Вопрос, похоже, еще больше смутил бедного Рикардо. Когда же он наконец открыл рот, его ответ прозвучал невнятным заиканием вроде бессвязного от страха объяснения в любви.
– Тело. То есть труп. В горах… Жуткая история. – От растерянности юн не знал, куда девать руки. – Говорят, тело пролежало там тридцать лет.
Клаудиа раздраженно сморщила нос.
– Да, в новостях что-то такое сообщали. Конечно, жуткая история. Но почему ты о ней вспомнил?
Взгляд Рикардо блуждал по полу, раковине, веронским крышам, видневшимся в окне. Можно было даже подумать, что Рикардо вот-вот заплачет, и причина вдруг стала очевидна: вероятно, он знал покойного или, по крайней мере, кого-то из его семьи. Немного пристыженная, Клаудиа подошла к Рикардо, взяла его за руку и, ласково погладив ее, мягко сказала:
– Прости.
Именно в этот момент дверь отворилась, и вошла Раффаэла.

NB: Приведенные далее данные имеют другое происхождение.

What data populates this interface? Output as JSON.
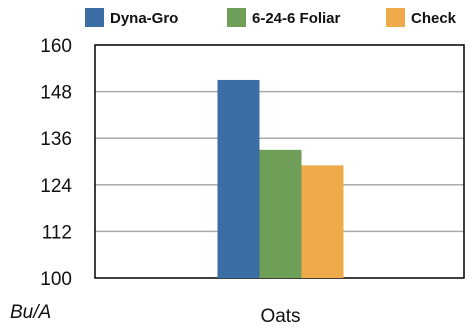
{
  "chart_data": {
    "type": "bar",
    "categories": [
      "Oats"
    ],
    "series": [
      {
        "name": "Dyna-Gro",
        "values": [
          151
        ],
        "color": "#3a6ea5"
      },
      {
        "name": "6-24-6 Foliar",
        "values": [
          133
        ],
        "color": "#6f9e58"
      },
      {
        "name": "Check",
        "values": [
          129
        ],
        "color": "#eeaa4b"
      }
    ],
    "y_ticks": [
      "100",
      "112",
      "124",
      "136",
      "148",
      "160"
    ],
    "ylim": [
      100,
      160
    ],
    "ylabel": "Bu/A",
    "xlabel": "",
    "title": "",
    "grid": true,
    "legend_position": "top-right"
  }
}
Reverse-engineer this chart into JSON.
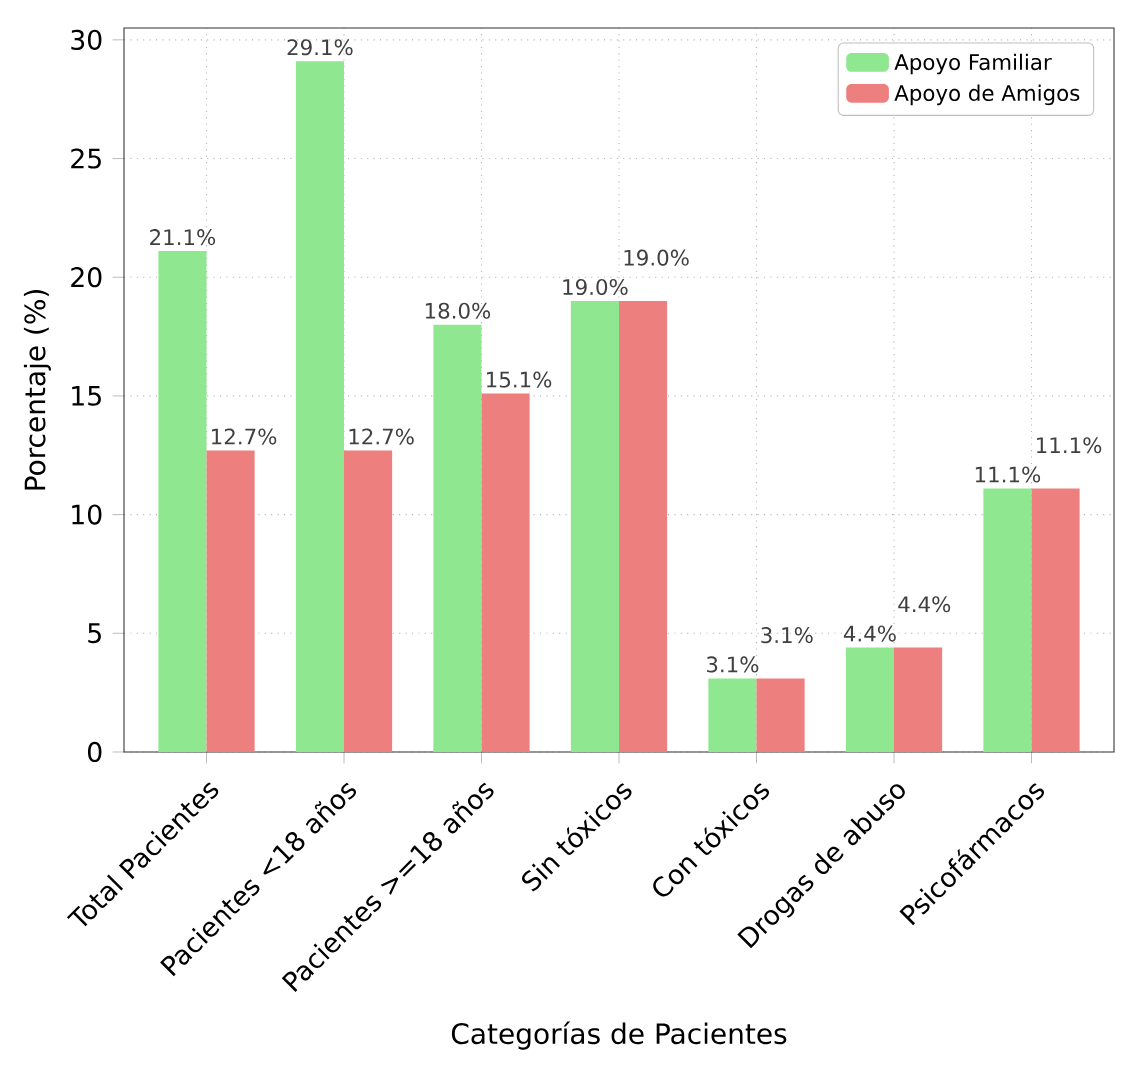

– О! – воскликнула она. Кофейник в ее руках был, разумеется, лишь предлогом, чтобы явиться на кухню. Это тоже было ново. Когда они встречались у Дзуккотти, Раффаэла подавала на стол, а Данило помогал ей мыть посуду. Здесь, дома у Клаудии, эти обязанности выполняли они с Рикардо. Так же, как в картах, меняться партнерами не было принято.
5
Итальянское ругательство.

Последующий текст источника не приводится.